Definitely 3rd Edition. I don't know if it was because of the nature of the game itself, or simply the ability to discover and discuss it online suddenly coming to the forefront. It was the first WotC edition, the first edition that really involved fans at all, given the voracious appetite for information online, and it was the first edition to actively encourage the fans to make their own stuff, to even publish their own stuff and share it with the world.
My memory of 3e is also of the 'community' being the strongest, but I have to mention that with a cautionary note- 3e was also the first edition where there was a 'the community'- prior to 3e, we had a lot of little, balkanized communities because the internet was not yet a mass phenomenon. Yes, I played in 2e PbP games and swapped house rules and stats online, but it was very limited in scope- I was a Prodigy subscriber, and what was going on on AOL or Compuserve or among university folks who had regular Usenet/Gopher/whatever access might as well have been happening on another planet. From that perspective, I don't know that we can recapture the feeling that accompanied 3e; ironically, the OGL and everything that took place with Pathfinder and 4e means that now there is much less a sense of there being a single community or a single center for that community (WotC's own boards, for instance, feel much more impoverished today than they did during the high water mark for 3e in terms of the volume of posting, number of subscribers, etc.)
I think Wizards needs to accept that the community has spread out beyond what a single site or a single focus can encompass- encourage OSR and Pathfinder and everything else that can, by squinting right, be called D&D. Build that as a D&D-derived ecosystem rather than trying to consolidate. Be very liberal about fan sites and highlight good fan materials and discussions that are being posted on places that aren't wizards.com. For instance, it would be great if they would do cross promotion with Paizo, or highlight people using 5e or 3e rules to create and run old school content (like Dwimmermount).
I kind of doubt that this would happen, as it runs counter to the received wisdom regarding how to create a 'web portal' for a brand, but I think we are at a point where a lot of the community is beyond needing that, and if 5e is going to be as embracing of multiple styles of play as Wizards claims, there is going to need to be some differentiation.
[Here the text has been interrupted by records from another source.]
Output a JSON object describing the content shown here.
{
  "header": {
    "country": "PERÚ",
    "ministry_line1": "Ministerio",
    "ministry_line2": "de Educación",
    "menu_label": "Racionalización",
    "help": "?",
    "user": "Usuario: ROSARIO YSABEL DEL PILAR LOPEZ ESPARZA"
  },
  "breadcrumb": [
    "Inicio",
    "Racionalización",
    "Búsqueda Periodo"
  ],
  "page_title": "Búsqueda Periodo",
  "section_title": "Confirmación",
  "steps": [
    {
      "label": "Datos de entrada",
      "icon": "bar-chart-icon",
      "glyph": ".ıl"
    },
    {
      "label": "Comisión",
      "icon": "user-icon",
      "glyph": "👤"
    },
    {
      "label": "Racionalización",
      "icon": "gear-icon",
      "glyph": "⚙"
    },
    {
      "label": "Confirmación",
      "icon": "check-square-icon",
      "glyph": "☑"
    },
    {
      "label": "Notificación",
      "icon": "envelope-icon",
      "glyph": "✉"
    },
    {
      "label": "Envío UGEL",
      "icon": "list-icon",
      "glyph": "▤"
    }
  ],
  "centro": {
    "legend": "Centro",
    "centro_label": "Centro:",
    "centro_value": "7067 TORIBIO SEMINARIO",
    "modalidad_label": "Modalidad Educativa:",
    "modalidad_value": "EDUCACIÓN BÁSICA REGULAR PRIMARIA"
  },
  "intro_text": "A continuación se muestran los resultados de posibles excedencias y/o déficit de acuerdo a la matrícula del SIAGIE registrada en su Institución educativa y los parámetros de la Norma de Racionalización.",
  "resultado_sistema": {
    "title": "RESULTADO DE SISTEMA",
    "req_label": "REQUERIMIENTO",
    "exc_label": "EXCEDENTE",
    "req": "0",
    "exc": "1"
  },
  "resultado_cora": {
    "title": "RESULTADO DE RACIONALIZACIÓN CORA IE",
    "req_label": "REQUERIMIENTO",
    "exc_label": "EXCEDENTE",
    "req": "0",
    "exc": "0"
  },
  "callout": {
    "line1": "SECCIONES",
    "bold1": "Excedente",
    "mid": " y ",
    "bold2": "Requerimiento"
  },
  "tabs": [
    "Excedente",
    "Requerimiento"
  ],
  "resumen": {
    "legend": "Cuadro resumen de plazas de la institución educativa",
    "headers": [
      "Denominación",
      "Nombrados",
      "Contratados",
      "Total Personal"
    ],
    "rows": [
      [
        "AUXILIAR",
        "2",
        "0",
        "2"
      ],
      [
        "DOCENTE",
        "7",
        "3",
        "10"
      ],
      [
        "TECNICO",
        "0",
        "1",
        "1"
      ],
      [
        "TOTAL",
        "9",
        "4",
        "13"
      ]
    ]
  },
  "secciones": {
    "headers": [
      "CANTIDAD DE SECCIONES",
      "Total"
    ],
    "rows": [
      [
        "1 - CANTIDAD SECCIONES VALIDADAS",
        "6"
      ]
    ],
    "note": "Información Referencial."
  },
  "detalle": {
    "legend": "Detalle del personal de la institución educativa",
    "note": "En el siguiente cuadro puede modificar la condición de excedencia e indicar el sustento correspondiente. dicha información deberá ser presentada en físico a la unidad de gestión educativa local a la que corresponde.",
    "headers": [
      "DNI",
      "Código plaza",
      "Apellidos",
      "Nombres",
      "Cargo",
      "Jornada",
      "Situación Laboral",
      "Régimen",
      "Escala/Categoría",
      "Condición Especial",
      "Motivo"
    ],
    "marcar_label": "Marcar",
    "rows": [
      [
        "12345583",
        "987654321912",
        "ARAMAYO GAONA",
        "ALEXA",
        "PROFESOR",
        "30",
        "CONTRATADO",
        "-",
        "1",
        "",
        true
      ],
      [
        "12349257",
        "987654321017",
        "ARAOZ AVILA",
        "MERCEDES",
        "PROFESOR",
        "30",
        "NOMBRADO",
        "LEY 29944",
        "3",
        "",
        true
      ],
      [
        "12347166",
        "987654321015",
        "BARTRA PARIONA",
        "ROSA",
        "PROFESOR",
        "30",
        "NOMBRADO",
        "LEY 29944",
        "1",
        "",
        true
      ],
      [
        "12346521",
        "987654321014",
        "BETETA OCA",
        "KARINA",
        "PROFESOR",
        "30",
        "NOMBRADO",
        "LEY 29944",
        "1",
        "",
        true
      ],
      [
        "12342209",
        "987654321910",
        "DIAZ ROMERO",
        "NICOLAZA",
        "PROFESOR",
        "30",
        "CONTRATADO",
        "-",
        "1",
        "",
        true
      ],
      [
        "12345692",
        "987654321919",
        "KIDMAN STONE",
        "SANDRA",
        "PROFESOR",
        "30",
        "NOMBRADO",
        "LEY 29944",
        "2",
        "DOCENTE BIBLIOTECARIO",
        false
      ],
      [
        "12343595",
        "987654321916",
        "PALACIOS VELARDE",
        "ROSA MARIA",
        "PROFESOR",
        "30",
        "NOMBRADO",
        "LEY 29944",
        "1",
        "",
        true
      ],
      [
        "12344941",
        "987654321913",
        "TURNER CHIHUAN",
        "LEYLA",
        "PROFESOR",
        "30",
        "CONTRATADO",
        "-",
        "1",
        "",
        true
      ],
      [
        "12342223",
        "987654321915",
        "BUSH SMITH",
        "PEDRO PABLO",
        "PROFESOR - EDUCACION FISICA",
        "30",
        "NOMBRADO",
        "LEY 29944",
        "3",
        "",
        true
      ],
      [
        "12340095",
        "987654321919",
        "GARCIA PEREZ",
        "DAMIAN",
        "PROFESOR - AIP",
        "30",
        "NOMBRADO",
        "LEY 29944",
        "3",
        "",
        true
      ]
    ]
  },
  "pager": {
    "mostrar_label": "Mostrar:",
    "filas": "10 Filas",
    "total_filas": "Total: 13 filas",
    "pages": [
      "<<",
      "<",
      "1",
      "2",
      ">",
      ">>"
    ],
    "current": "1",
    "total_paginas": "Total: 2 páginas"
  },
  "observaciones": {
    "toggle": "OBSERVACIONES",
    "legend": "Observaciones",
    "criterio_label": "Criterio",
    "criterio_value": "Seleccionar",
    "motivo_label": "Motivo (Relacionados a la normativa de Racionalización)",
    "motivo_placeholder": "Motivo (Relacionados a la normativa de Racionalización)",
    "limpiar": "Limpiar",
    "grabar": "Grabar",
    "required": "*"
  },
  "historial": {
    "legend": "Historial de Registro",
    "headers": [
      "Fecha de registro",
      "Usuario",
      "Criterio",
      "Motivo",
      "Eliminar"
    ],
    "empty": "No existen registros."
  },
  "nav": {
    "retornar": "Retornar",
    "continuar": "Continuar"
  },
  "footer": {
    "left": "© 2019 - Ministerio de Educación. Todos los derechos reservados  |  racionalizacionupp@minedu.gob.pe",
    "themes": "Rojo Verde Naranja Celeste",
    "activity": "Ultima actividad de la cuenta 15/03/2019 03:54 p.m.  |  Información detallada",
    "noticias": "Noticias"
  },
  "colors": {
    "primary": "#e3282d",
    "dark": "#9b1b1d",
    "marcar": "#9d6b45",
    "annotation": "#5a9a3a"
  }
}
In an ideal world for me, Wizards runs a community site focused on D&D/RPG 101, and then highlights cool 3rd party sites that are focused on particular aspects of the game or playstyles. I already have communities or sites that I read for specific things that I am already interested in that I don't see myself abandoning in favor of a 'new' Wizards 5e community, but on the other hand I would check the Wizards D&D site often if I thought that the chances were good that it was through them I would find something new and exciting that changes the way I see the game, like Pathfinder or OSR.